Closed leebenson closed 6 years ago

leebenson commented 7 years ago

In the readme, you have:

new ActiveCampaign("https://ACCOUNT.api-us1.com", {{KEY}});

In ES6, {KEY} is equivalent to { KEY: KEY }, which would lead me to believe that the right way to create a new instance would be something like:

const ac = new ActiveCampaign('https://account.api-us1.com', {
    KEY: 'some key',
});

When instead, it's actually:


const ac = new ActiveCampaign('https://account.api-us1.com', 'some key');
bartboy011 commented 6 years ago

Hey @leebenson, the example provided is Handlebar syntax, ie, there are two brackets present, not one. This was to suggest that this was a value that needed to be replaced in your implementation.

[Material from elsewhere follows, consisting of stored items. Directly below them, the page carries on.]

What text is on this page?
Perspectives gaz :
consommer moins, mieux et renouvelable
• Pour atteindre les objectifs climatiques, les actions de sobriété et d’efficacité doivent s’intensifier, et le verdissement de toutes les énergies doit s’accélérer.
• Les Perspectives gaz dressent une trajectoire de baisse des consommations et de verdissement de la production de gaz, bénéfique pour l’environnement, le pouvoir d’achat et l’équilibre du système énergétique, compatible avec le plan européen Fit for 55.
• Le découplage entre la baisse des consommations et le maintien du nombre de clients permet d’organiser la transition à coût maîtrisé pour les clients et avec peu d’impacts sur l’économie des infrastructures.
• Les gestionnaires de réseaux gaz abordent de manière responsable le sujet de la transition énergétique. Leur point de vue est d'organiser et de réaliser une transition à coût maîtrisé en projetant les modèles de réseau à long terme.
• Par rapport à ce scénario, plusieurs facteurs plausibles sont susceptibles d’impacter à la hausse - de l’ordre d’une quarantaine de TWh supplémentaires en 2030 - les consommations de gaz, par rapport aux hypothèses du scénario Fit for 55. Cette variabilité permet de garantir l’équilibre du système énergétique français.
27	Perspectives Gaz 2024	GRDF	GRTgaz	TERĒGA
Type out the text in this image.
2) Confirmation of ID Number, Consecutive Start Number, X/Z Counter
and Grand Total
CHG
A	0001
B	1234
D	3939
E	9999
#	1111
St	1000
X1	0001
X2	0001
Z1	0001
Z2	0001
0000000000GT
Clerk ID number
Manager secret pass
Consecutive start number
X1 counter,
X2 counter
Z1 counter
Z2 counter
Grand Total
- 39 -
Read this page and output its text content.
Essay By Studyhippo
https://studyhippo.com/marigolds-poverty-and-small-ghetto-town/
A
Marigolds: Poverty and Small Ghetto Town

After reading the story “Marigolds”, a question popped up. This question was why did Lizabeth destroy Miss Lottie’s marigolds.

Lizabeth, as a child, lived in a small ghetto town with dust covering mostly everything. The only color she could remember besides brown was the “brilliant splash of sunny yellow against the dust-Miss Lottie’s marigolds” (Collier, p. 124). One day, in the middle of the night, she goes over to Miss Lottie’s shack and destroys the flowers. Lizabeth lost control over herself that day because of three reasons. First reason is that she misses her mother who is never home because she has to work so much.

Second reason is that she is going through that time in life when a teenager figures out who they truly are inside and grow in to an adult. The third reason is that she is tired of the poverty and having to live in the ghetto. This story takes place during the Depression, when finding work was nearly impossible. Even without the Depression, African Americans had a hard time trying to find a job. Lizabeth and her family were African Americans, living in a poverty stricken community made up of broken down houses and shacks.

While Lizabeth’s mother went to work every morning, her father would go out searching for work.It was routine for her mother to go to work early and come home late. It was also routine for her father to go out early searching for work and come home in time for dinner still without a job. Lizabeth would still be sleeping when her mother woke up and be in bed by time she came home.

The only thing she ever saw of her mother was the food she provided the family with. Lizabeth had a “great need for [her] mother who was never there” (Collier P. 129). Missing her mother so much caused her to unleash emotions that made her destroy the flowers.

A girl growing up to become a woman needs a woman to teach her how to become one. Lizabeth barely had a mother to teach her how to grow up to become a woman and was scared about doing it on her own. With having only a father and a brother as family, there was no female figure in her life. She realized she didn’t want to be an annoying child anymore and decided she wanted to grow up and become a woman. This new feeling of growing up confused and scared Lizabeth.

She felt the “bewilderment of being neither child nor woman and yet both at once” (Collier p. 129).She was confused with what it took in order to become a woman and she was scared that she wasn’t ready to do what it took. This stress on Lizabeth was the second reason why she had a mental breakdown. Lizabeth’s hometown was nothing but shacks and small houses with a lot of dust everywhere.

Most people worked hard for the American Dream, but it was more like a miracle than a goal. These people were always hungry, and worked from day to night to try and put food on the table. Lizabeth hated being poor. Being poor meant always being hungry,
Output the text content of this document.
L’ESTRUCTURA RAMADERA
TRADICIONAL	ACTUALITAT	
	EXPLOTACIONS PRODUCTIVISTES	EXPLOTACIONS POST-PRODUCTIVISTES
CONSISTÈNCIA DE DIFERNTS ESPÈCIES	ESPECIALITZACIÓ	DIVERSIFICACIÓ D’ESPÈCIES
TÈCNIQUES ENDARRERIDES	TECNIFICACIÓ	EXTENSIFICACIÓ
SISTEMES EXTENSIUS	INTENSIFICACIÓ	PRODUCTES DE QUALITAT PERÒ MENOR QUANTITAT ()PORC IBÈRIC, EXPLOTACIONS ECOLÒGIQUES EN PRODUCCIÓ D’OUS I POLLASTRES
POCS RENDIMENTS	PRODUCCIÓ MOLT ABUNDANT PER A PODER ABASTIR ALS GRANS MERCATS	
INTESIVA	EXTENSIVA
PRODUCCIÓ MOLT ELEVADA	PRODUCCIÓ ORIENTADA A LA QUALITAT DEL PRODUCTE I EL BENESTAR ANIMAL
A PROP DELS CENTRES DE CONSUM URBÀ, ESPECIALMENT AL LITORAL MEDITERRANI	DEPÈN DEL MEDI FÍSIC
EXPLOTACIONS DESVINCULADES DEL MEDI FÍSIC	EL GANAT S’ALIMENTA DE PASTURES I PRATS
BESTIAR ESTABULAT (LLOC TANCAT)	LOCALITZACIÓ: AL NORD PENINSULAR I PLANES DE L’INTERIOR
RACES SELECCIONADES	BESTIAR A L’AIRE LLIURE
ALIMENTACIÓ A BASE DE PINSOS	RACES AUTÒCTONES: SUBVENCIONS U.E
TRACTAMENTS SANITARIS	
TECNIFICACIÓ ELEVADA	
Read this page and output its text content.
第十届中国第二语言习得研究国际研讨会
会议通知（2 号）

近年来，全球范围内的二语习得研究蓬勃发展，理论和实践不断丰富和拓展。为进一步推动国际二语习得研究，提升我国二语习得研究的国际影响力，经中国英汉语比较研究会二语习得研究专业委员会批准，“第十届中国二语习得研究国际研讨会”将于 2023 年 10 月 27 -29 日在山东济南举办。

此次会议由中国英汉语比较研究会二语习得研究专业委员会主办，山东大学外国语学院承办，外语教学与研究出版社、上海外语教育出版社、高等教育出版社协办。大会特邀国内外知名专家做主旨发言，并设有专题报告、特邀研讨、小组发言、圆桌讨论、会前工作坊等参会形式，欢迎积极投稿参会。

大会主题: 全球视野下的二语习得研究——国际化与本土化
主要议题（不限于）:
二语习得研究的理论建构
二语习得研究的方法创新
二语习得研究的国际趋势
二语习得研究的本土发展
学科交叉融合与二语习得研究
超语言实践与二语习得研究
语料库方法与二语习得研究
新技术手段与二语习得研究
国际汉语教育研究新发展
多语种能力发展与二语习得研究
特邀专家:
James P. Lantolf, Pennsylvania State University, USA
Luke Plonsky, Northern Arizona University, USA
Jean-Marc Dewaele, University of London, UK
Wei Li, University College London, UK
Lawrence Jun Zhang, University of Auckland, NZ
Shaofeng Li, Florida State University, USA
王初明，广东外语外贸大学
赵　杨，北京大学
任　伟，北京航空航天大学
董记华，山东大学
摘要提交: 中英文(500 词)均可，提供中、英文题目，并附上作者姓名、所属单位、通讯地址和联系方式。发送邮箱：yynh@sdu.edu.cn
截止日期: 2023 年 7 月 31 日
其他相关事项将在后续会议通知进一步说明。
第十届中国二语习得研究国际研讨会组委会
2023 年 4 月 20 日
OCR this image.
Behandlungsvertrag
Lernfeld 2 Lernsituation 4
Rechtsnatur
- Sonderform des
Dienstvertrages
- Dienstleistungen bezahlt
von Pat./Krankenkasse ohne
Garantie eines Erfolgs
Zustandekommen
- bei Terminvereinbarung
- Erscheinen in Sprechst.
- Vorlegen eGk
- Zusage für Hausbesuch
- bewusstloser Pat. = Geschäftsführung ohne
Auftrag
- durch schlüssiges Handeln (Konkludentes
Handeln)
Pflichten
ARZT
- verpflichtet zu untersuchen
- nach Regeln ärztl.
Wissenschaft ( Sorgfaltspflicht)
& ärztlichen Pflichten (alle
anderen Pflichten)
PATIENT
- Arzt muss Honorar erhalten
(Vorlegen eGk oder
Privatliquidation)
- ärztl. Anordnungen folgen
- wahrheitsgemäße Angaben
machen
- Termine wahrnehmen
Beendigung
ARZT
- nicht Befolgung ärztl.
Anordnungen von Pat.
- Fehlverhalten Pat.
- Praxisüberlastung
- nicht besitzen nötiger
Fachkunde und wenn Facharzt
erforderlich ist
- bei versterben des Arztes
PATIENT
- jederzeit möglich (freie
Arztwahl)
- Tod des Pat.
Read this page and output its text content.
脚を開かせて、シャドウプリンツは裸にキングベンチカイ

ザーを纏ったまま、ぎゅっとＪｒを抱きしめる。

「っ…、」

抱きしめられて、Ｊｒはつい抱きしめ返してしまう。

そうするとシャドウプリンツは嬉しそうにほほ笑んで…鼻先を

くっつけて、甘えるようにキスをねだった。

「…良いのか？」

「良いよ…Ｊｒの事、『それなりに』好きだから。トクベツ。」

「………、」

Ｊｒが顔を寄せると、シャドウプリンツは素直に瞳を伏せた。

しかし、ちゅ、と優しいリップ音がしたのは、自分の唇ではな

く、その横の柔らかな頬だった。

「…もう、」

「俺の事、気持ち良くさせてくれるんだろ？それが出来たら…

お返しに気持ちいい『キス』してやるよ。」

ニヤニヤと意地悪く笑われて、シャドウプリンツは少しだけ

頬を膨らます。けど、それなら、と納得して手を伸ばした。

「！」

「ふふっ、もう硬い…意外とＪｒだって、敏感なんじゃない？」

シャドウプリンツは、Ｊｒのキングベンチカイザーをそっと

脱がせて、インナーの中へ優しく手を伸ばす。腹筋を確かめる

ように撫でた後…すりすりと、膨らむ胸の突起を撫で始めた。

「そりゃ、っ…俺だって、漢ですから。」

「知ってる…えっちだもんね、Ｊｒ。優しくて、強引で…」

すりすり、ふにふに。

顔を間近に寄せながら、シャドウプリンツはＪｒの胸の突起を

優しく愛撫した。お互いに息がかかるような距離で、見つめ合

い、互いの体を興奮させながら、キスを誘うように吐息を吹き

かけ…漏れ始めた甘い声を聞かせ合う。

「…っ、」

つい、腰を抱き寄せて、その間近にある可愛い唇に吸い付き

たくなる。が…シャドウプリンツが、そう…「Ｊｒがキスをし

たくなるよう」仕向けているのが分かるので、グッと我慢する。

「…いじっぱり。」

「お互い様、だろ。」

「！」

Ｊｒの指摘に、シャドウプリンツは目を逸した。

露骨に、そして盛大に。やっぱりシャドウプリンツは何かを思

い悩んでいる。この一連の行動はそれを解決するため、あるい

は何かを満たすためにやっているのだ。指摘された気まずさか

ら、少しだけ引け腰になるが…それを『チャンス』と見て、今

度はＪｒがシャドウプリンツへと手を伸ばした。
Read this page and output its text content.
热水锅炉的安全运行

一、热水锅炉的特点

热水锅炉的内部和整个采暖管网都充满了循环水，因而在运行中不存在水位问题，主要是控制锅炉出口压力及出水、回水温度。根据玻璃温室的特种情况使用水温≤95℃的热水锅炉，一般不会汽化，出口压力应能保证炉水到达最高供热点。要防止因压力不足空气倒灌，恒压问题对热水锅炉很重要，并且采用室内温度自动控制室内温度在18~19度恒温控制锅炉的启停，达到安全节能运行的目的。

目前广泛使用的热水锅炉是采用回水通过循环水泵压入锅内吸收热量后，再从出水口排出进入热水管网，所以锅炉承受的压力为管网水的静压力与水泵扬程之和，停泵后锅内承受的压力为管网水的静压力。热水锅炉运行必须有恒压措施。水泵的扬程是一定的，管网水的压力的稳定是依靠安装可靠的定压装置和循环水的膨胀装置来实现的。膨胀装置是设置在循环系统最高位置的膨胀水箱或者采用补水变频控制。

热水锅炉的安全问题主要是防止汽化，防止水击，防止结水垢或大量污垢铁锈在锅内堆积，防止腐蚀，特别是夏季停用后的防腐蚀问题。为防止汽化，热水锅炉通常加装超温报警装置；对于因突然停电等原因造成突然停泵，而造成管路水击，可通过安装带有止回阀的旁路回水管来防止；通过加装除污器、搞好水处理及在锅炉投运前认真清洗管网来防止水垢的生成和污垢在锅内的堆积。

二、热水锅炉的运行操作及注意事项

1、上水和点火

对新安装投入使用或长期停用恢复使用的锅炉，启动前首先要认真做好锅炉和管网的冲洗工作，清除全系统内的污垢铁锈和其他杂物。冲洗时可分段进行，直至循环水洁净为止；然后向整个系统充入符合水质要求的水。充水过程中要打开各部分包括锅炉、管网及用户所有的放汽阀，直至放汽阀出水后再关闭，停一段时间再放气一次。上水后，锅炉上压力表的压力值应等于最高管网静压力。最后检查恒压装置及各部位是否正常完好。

leebenson commented 6 years ago

IMO that's ambiguous/unclear, since {{KEY}} is valid JS if KEY is a defined value.

Would be better to surround KEY in quotes, to represent the string the constructor is expecting.

bartboy011 commented 6 years ago

@leebenson We'll be rewriting the README for the next major release and will adjust this so that it's more clear. However, double brackets {{}} are not valid JS syntax. You're right that that would be valid syntax if it were {KEY} and that can lead to confusion so we'll make that change for sure.

leebenson commented 6 years ago

it's valid in this context:

someFunction = KEY => {{KEY}}

The first curly brace denotes a block; the second is an object literal. Nothing is returned in this example because the object is used as a statement, but it still runs.

My point is: It's ambiguous to see it in a readme.